In what may hardly be considered groundbreaking to anyone who does research below the soil surface, the take home message was “it depends,” and it depends on a lot of different things.  A lot. The impacts of particular disturbances vary depending on the specific fauna in question.  It also matters at what scale – you may see fine-level impacts (e.g. in a plot) but at the watershed scale there is no discernable impact on fauna communities.  Short time duration versus long time duration also matters, as certain taxa are much better at “rebounding” after a disturbance than others.  Additionally, the issue of giving an accurate name to the organism under study (i.e. taxonomy) is important.  Most studies of soil fauna do not identify organisms to the species level, which makes interpretation of results incredibly difficult (not to mention complicating the comparison of data across studies).

 
Types and scale of ecosystem disturbances.
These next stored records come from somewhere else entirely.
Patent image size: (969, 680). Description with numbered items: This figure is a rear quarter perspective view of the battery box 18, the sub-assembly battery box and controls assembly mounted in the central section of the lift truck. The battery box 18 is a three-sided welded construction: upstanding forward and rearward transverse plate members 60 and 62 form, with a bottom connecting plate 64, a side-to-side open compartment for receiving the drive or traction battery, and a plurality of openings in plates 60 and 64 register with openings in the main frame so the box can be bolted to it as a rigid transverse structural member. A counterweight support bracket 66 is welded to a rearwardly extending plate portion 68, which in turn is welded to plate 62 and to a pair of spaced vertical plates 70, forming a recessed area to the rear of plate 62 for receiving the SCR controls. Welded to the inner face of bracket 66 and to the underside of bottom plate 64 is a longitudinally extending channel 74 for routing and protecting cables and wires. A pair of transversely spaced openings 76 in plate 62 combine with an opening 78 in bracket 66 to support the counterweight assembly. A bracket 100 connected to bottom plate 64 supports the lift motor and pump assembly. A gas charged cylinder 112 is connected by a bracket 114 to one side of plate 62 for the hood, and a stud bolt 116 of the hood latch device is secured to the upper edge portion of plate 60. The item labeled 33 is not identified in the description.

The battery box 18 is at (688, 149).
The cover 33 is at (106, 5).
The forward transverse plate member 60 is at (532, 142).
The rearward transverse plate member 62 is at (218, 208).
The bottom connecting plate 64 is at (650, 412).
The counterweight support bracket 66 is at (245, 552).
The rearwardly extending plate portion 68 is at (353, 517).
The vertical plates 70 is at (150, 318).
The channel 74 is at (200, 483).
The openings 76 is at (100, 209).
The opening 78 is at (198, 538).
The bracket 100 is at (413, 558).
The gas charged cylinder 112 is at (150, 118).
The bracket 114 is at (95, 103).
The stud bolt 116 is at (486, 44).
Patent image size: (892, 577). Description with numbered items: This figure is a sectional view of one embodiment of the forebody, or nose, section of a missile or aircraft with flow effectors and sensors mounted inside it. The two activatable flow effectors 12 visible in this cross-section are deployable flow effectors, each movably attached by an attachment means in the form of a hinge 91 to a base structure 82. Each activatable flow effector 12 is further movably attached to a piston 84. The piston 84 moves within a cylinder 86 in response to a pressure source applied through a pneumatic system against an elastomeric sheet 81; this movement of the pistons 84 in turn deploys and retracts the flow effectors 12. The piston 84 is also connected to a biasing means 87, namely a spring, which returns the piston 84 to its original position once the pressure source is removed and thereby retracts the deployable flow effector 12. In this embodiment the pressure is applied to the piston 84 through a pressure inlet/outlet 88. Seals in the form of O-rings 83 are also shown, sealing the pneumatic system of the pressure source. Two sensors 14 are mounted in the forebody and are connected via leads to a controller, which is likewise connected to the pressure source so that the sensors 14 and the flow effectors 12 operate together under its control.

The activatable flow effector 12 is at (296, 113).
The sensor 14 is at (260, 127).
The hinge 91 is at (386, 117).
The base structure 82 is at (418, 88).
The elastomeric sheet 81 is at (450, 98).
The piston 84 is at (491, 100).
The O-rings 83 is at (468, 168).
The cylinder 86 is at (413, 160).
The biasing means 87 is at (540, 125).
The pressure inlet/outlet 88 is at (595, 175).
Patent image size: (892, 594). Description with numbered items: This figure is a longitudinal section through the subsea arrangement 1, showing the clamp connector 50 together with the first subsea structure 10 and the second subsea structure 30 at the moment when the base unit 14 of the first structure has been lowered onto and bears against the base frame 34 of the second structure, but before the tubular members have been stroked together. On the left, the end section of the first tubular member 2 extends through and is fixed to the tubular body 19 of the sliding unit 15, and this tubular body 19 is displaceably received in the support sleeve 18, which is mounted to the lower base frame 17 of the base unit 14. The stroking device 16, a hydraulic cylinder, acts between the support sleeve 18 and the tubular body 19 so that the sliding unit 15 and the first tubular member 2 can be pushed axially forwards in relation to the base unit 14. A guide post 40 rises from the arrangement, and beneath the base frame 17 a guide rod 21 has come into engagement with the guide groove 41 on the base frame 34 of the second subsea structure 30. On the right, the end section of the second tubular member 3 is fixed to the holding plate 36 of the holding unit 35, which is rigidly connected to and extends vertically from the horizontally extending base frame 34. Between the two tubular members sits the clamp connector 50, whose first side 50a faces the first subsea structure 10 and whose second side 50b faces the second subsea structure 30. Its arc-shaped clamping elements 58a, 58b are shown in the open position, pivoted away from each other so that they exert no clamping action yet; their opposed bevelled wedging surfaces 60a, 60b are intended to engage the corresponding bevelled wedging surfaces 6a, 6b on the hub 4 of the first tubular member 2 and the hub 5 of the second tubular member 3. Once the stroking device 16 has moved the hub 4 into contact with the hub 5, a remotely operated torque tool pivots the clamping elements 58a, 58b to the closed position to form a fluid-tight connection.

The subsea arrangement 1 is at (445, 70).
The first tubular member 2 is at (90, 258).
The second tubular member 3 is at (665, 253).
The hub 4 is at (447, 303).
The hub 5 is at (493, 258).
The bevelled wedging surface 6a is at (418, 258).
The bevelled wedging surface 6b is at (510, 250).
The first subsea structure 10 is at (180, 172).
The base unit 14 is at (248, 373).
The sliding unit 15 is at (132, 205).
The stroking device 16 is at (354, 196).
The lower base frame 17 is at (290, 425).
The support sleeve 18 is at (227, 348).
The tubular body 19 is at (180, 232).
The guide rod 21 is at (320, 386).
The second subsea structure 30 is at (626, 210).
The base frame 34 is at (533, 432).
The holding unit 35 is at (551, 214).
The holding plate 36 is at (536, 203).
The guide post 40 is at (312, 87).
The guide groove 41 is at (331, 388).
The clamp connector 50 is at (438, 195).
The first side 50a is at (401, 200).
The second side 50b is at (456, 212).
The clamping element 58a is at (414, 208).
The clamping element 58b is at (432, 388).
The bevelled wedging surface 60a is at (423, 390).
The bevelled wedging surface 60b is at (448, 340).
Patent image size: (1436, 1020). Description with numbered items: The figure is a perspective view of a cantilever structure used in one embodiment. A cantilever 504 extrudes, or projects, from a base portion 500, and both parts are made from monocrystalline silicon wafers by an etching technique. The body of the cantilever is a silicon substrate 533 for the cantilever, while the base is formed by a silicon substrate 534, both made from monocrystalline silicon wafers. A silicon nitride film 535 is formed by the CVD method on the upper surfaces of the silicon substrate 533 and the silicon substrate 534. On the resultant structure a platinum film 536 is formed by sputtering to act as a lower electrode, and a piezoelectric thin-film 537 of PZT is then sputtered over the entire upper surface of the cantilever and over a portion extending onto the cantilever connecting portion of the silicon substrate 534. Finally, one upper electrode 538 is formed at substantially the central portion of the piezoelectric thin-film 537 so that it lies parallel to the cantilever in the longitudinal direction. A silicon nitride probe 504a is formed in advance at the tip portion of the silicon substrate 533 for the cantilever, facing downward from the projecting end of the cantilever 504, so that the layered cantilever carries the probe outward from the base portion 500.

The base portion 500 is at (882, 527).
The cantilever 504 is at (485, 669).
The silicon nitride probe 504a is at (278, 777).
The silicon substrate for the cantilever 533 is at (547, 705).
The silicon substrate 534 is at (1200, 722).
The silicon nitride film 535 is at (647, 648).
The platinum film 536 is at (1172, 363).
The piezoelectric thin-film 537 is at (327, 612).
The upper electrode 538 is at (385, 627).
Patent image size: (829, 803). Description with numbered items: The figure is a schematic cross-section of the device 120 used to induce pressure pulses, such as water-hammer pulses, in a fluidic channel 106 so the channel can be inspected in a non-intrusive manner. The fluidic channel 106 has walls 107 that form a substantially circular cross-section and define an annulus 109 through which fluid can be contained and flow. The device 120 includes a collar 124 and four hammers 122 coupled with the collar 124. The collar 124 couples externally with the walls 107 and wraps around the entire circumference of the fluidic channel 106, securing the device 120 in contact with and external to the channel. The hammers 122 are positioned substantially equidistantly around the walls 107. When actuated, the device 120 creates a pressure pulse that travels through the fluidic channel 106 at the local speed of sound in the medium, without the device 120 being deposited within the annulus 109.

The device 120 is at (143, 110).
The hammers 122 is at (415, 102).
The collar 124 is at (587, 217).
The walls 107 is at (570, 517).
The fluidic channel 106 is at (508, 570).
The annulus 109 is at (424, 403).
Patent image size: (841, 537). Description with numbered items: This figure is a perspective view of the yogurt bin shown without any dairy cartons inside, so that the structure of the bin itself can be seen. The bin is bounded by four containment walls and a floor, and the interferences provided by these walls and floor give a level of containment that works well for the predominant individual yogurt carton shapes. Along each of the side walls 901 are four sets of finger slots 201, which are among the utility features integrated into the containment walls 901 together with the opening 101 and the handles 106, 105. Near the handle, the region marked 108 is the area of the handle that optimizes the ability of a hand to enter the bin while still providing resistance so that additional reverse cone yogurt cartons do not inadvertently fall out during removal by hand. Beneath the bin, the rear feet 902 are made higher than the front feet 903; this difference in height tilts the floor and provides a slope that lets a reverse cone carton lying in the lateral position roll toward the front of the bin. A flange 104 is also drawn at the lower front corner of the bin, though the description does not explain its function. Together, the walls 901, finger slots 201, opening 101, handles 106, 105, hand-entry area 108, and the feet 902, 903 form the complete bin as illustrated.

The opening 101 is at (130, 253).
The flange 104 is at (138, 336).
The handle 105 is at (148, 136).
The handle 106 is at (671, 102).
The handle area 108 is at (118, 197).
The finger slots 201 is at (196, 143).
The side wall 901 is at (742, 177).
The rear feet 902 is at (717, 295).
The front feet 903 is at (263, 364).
Modified from Coyle et al. 2017

Types and scale of ecosystem disturbances. Modified from Coyle et al. 2017

 

Our review reaffirmed some things we already knew: belowground ecology is hard, scale is important, and there isn’t enough taxonomy in the world.  It also highlighted some things we didn’t know: the pace of publishing work on soil microbes is much greater than that dealing with soil fauna.  As one would expect, there are some significant gaps in the knowledge.  But that’s why we’re all here working and reading this blog, in the hopes of filling those gaps.